There's a great story that illustrates how we trust our lives into the potter’s hands, that was once told about noted thinker and inventor Albert Einstein. Einstein was on a train leaving Princeton Junction in New Jersey, heading north.  When the conductor came to his seat, Einstein was unable to find his ticket. He searched through all his pockets and looked in his briefcase, becoming extremely disturbed. The conductor tried to comfort him, saying, "Dr. Einstein, don't worry about the ticket. I know who you are and you don't have to present your ticket to me. I trust that you purchased a ticket."

About twenty minutes later, the conductor came down the aisle of the train once again and saw Einstein, still searching widely for the misplaced ticket. The conductor again said to him, "Dr. Einstein, please don't worry about the ticket. I know who you are!"
At that, Einstein stood and said in a gruff voice, "Young man, I know who I am, but I am trying to find my ticket because I want to know where I am going!"

I love that story because to one degree or another, we all want to know where we're going. We want to know what's next. We want to know that everything is going to be okay. In order to reach such semblance of certitude, we often decide that we need to rely on our own ingenuity. We decide that the only one we can trust to create our future oneself.  

But what we need to understand is that God’s redeeming power is only released into our lives, when we fully yield and trust ourselves as clay in God’s hands and allow Christ to live in us.  Through, Jesus, God is like a potter working from the inside, reshaping our hearts by his reenergizing grace that will remake and reform us.  But for this to happen, we must humbly yield ourselves to God as pliable and bendable clay.   We must ‘trust’ that God knows who we are and where we are going.

There is an apt analogy of how Christ lives in us, to reshape and remake us, which is a story that originally came out of South Africa, entitled "The Parable of the Pencil"   The inventor of the pencil addressed his finished product as follows: "I want you to remember four things: First, your goodness or true worth is within you. Second, you'll need to be sharpened as you go through life. Third, you'll be in someone else's hand, otherwise you'll make an awful mess. Fourth, you'll be expected to leave a mark." (told by James A. Feehan). 
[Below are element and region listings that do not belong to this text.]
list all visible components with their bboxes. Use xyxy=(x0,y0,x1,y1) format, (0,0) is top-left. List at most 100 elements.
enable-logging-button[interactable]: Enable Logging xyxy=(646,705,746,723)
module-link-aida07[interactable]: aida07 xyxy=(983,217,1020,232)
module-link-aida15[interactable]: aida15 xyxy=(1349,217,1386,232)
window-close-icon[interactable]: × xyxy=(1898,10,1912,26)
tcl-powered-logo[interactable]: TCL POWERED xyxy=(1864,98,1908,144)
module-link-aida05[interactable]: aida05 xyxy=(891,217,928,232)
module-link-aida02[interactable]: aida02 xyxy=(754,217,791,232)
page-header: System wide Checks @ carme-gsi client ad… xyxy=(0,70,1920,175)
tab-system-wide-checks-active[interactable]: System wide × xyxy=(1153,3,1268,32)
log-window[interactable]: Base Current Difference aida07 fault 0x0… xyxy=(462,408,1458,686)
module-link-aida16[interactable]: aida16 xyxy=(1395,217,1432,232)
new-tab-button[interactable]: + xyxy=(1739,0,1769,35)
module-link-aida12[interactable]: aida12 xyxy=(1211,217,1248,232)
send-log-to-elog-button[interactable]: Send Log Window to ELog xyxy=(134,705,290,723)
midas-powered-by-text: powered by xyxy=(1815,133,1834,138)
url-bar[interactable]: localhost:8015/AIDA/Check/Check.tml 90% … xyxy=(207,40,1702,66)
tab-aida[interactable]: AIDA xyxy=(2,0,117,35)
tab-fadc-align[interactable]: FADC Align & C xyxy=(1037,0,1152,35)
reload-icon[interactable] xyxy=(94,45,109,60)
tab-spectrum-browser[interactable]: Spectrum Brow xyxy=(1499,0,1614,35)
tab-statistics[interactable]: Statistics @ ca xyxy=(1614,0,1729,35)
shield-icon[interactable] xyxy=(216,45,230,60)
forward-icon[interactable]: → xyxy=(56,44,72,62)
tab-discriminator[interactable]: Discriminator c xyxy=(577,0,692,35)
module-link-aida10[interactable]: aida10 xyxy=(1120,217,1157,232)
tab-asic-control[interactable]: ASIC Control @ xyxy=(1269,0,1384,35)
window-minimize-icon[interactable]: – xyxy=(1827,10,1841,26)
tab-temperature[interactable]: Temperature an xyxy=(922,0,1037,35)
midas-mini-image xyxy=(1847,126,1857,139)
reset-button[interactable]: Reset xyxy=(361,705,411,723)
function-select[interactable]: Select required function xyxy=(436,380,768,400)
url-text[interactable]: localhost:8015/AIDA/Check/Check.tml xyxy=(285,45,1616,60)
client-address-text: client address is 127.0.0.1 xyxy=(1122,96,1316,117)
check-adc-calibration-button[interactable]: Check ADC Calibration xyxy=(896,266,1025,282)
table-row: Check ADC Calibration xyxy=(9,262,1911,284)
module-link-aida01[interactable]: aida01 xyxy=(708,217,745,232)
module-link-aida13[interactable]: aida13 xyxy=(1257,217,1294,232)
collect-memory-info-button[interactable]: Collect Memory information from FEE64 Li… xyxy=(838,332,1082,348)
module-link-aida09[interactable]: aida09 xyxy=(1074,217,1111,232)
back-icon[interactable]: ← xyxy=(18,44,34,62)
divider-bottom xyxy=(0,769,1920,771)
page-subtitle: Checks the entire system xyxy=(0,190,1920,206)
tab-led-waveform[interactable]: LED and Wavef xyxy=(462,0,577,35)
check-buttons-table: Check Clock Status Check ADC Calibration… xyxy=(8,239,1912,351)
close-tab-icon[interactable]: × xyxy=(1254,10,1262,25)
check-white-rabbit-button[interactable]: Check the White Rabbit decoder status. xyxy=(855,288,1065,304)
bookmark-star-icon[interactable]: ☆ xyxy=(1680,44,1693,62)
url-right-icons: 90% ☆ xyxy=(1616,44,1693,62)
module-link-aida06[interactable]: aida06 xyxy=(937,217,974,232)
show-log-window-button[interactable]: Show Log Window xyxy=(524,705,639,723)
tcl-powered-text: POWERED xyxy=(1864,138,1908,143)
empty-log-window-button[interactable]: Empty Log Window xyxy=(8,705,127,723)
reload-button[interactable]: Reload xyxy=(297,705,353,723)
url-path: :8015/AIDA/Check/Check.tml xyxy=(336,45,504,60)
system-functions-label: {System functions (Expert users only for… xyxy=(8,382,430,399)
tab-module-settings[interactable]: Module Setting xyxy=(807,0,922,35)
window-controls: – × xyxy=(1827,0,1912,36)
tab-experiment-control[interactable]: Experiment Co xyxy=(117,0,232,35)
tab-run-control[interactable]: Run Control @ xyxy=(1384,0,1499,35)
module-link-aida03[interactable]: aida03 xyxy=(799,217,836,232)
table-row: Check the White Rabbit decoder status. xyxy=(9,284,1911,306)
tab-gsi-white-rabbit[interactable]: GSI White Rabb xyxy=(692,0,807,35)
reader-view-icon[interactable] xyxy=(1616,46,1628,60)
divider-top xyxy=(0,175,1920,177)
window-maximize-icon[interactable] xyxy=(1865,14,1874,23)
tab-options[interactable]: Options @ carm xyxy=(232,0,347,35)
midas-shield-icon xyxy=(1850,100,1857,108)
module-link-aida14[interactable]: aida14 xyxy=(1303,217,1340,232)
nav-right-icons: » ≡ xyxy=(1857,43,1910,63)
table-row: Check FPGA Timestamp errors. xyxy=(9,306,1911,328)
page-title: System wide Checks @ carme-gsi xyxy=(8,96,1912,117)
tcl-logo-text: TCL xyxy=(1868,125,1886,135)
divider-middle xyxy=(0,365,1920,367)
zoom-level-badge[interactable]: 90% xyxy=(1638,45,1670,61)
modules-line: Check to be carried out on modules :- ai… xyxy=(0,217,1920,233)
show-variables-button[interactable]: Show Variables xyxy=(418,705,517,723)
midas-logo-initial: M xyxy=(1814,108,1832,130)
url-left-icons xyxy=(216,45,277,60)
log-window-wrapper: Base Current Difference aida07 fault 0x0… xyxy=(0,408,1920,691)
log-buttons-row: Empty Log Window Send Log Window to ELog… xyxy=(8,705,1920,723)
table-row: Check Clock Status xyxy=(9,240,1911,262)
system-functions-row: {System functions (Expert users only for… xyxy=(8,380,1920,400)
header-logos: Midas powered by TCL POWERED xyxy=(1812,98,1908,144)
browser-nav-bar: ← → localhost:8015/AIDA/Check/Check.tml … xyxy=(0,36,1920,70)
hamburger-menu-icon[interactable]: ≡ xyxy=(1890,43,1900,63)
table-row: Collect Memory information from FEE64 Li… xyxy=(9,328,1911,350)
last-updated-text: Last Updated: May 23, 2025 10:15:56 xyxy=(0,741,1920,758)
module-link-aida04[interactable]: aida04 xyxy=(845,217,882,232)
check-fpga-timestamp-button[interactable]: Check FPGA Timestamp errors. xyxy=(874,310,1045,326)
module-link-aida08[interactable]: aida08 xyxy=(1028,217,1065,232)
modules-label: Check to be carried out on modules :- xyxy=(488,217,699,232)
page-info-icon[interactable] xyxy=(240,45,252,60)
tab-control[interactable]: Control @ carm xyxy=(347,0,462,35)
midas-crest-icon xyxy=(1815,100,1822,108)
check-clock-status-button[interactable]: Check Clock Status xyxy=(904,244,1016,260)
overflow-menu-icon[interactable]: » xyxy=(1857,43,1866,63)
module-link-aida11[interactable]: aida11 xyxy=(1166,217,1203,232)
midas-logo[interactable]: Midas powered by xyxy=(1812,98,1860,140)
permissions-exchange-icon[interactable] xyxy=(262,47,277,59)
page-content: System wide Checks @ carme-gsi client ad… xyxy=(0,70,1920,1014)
That’s not a bad way to get the point, and the main point Jeremiah saw was that God is the Potter, we are the clay. We spend so much of our lives – time, money, angst, energy - trying to shape our own lives.... But God knows who we really are, what’s inside of us, what we were created to be... and only God can shape us and challenge us and to lead us to live our best life.

 So, let me close with a statement Will Willimon once gave to his highly educated congregation: “Forgive me, and forgive the church, for sometimes implying that Jesus will make life easier for you, that Jesus will fix everything that’s wrong with you, that Jesus will put a little lilt in your voice and a little sunshine in your life. Chances are, he won’t. He can do even better than that: Jesus can make you a disciple””( William Willimon, Pulpit Resource, vol. 32, no. 3, edited by fte)

When Jeremiah says he reworked it into another vessel, as seemed good to him.” (Jer. 18:4 NRS) since God is pure love, what is ‘good’ for him, is also ‘good for us’.  Will you allow God to have his way with you, so you can have your best life through him?  Amen.